Ainsi je présentais en permanence une lésion purulente, rebelle à la guérison.

Au mois de mars, coup de tonnerre: des commissions sillonnaient les hôpitaux et déclaraient "bon pour le service" tout ce qui pouvait marcher. Je fis partie du lot.

Par miracle j'obtins une permission de convalescence. Comme il n'était pas question d'autoriser les Alsaciens à rejoindre Strasbourg libéré, j'eus la présence d'esprit de prétendre avoir de la famille à Erfurt.

En fait, je la passai chez mon amie Herta à Marktgölitz, en attendant les Américains qui n'étaient très loin et qui ne tardèrent pas à arriver.

La IIIème armée américaine du général Patton avait fait une percée fulgurante et occupa la région. L'administration militaire se mit en place.
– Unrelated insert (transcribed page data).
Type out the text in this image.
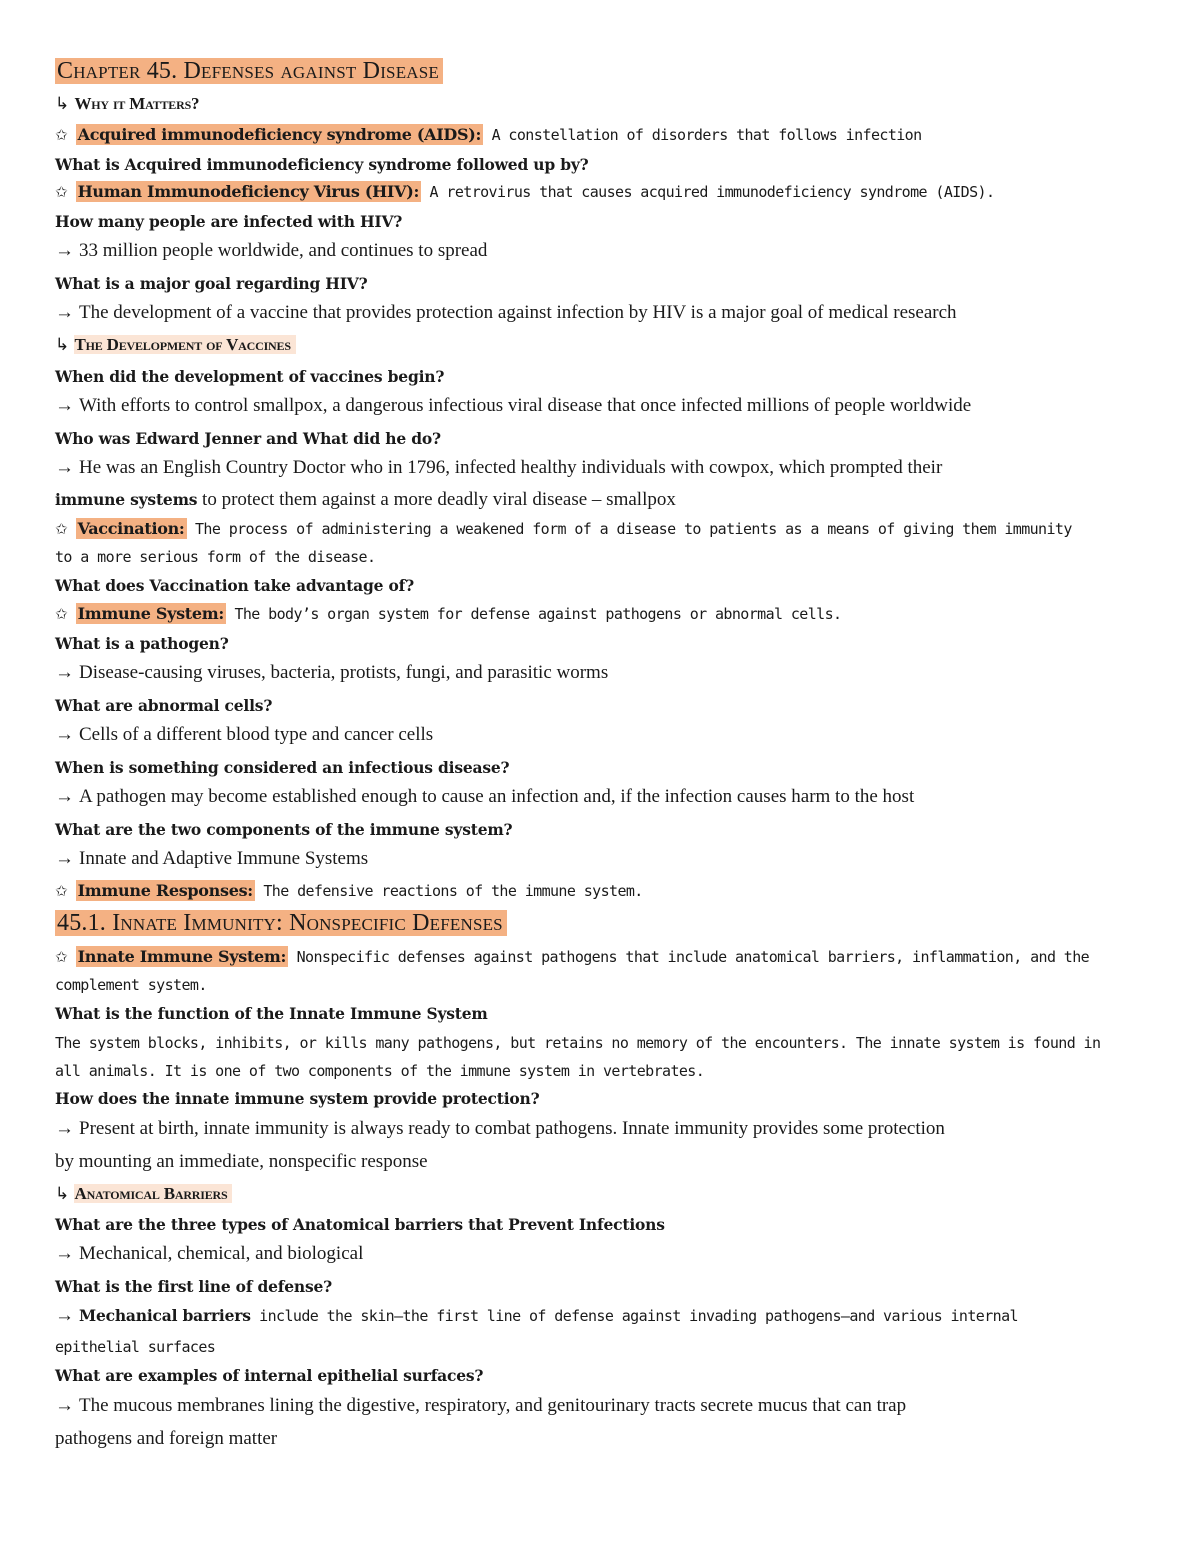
Chapter 45. Defenses against Disease
↳ Why it Matters?
✩ Acquired immunodeficiency syndrome (AIDS): A constellation of disorders that follows infection
What is Acquired immunodeficiency syndrome followed up by?
✩ Human Immunodeficiency Virus (HIV): A retrovirus that causes acquired immunodeficiency syndrome (AIDS).
How many people are infected with HIV?
→ 33 million people worldwide, and continues to spread
What is a major goal regarding HIV?
→ The development of a vaccine that provides protection against infection by HIV is a major goal of medical research
↳ The Development of Vaccines
When did the development of vaccines begin?
→ With efforts to control smallpox, a dangerous infectious viral disease that once infected millions of people worldwide
Who was Edward Jenner and What did he do?
→ He was an English Country Doctor who in 1796, infected healthy individuals with cowpox, which prompted their
immune systems to protect them against a more deadly viral disease – smallpox
✩ Vaccination: The process of administering a weakened form of a disease to patients as a means of giving them immunity
to a more serious form of the disease.
What does Vaccination take advantage of?
✩ Immune System: The body’s organ system for defense against pathogens or abnormal cells.
What is a pathogen?
→ Disease-causing viruses, bacteria, protists, fungi, and parasitic worms
What are abnormal cells?
→ Cells of a different blood type and cancer cells
When is something considered an infectious disease?
→ A pathogen may become established enough to cause an infection and, if the infection causes harm to the host
What are the two components of the immune system?
→ Innate and Adaptive Immune Systems
✩ Immune Responses: The defensive reactions of the immune system.
45.1. Innate Immunity: Nonspecific Defenses
✩ Innate Immune System: Nonspecific defenses against pathogens that include anatomical barriers, inflammation, and the
complement system.
What is the function of the Innate Immune System
The system blocks, inhibits, or kills many pathogens, but retains no memory of the encounters. The innate system is found in
all animals. It is one of two components of the immune system in vertebrates.
How does the innate immune system provide protection?
→ Present at birth, innate immunity is always ready to combat pathogens. Innate immunity provides some protection
by mounting an immediate, nonspecific response
↳ Anatomical Barriers
What are the three types of Anatomical barriers that Prevent Infections
→ Mechanical, chemical, and biological
What is the first line of defense?
→ Mechanical barriers include the skin—the first line of defense against invading pathogens—and various internal
epithelial surfaces
What are examples of internal epithelial surfaces?
→ The mucous membranes lining the digestive, respiratory, and genitourinary tracts secrete mucus that can trap
pathogens and foreign matter
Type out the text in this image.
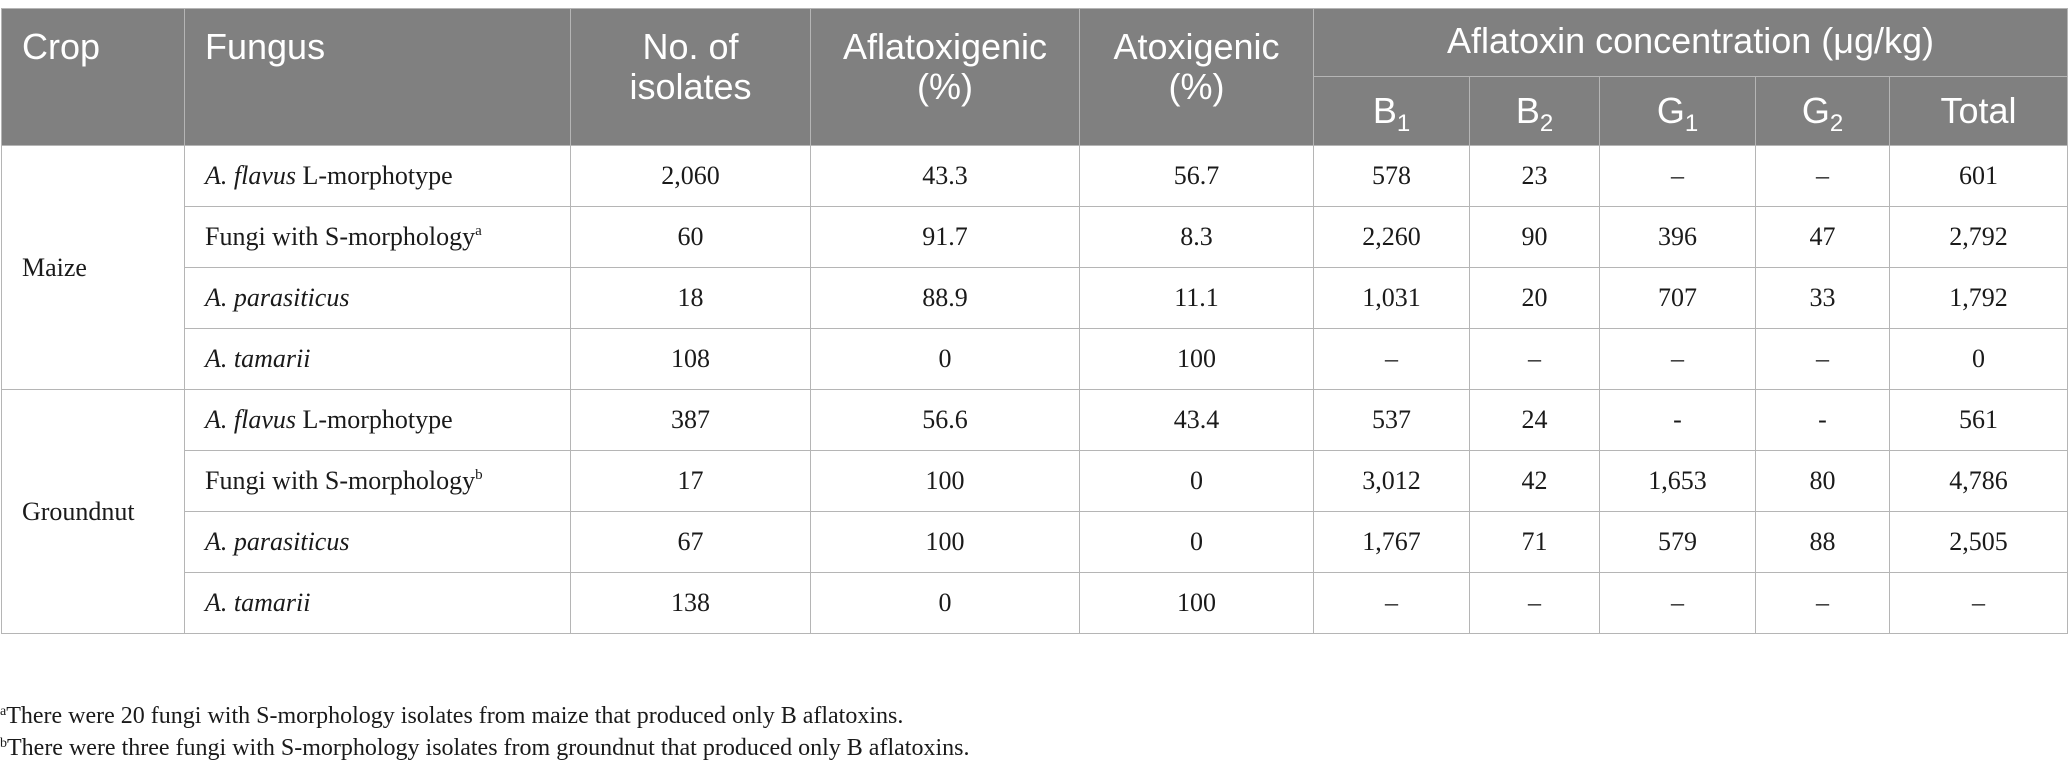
Crop	Fungus	No. of isolates	Aflatoxigenic (%)	Atoxigenic (%)	Aflatoxin concentration (μg/kg)				
					$B_1$	$B_2$	$G_1$	$G_2$	Total
Maize	A. flavus L-morphotype	2,060	43.3	56.7	578	23	–	–	601
	Fungi with S-morphology$^a$	60	91.7	8.3	2,260	90	396	47	2,792
	A. parasiticus	18	88.9	11.1	1,031	20	707	33	1,792
	A. tamarii	108	0	100	–	–	–	–	0
Groundnut	A. flavus L-morphotype	387	56.6	43.4	537	24	-	-	561
	Fungi with S-morphology$^b$	17	100	0	3,012	42	1,653	80	4,786
	A. parasiticus	67	100	0	1,767	71	579	88	2,505
	A. tamarii	138	0	100	–	–	–	–	–
$^a$There were 20 fungi with S-morphology isolates from maize that produced only B aflatoxins.
$^b$There were three fungi with S-morphology isolates from groundnut that produced only B aflatoxins.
Une ordonnance fut placardée qui stipulait, entre autre, que tout militaire qui résidait sur le territoire de la commune devait se constituer prisonnier sans délai.

Herta dans cette dernière démarche m'accompagna à la mairie. Nous marchions en silence, oppressés par cette séparation inéluctable et pratiquement sans espoir de nous retrouver un jour. Nous nous sommes quittés les larmes aux yeux chacun allant vers son destin. La région devait faire partie ultérieurement de la zone d'occupation russe.

Je me présentais donc aux G.I. qui m'emmenèrent chez leur capitaine. J'avais remis une attelle à mon bras et un gros bandage et expliquai que j'étais hospitalisé à Probstzella, que je me trouvais actuellement en permission dans ma famille, et que je nécessitais des soins journaliers.

Le capitaine fut sensible à mes arguments et me renvoya dans mon hôpital. On salua le retour du "coiffeur". Hélas, mon maître n'était plus là, je dus me débrouiller tout seul. Les Américains ayant appris qu'il y avait un Figaro sur place firent appel à mes services. Je n'oublierai jamais le premier d'entre eux que j'ai rasé au "couteau". Il avait des revolvers partout et je craignais qu'en lui transformant la figure en steak saignant, il ait peut être envie de se défouler. Heureusement que je me rasais moi-même ainsi et avais de l'entraînement, cela m'a aidé.

Petit à petit, les contacts s'établirent. Je leur ai expliqué le drame de l'Alsace, ce qui n'était pas évident pour un farmer du Middle West.

Parlant français, allemand, assez d'anglais pour me faire comprendre, quelques rudiments de tchèque et de polonais, j'étais devenu l'homme incontournable et de toutes les situations.

J'étais aussi en rapport avec des travailleurs du S.T.O et des prisonniers de guerre français qui m'avait proposé de rentrer avec eux. Vu mes relations avec les Américains, j'étais persuadé de rentrer avant eux et déclinai leur proposition.

Ce fut une funeste erreur qui une fois de plus a mis ma vie en danger.